The Swedish Academy gave the 8 million kronor ($1.1 million) prize to Modiano “for the art of memory with which he has evoked the most ungraspable human destinies and uncovered the life-world of the occupation.”
Modiano, 69, whose novel “Missing Person” won the prestigious Prix Goncourt in 1978 — was born in a west Paris suburb two months after World War II ended in Europe in July 1945. His father was of Jewish Italian origins and met his Belgian actress mother during the occupation of Paris.

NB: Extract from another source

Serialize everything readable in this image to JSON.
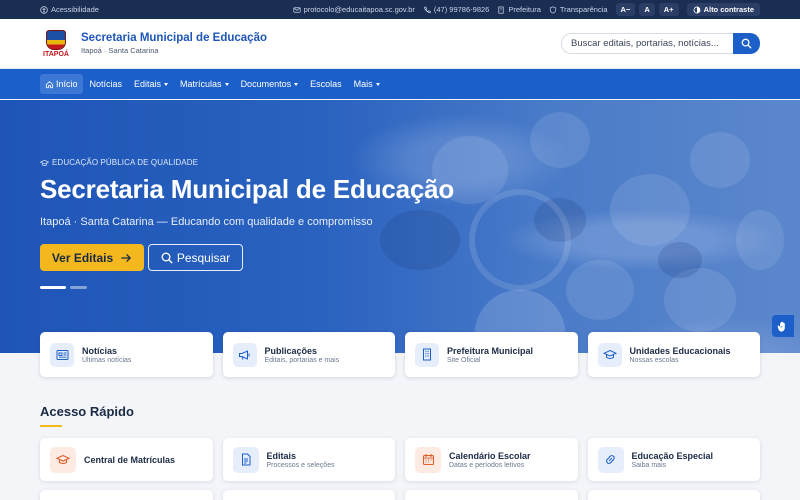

Jewishness, the Nazi occupation and loss of identity are recurrent themes in his novels, which include 1968’s “La Place de l’Etoile” — later hailed in Germany as a key Post-Holocaust work.
Modiano owes his first big break to a friend of his mother’s, French writer Raymond Queneau, who first introduced him to the Gallimard publishing house when he was in his early twenties.
He has published more than 40 works in French, some of which have been translated into English, including “Ring of Roads: A Novel,” “Villa Triste,” “A Trace of Malice,” and “Honeymoon.”
He has also written children’s books and film scripts and made the 1974 feature movie “Lacombe, Lucien” with director Louis Malle. He was a member of the jury at the Cannes Film Festival in 2000.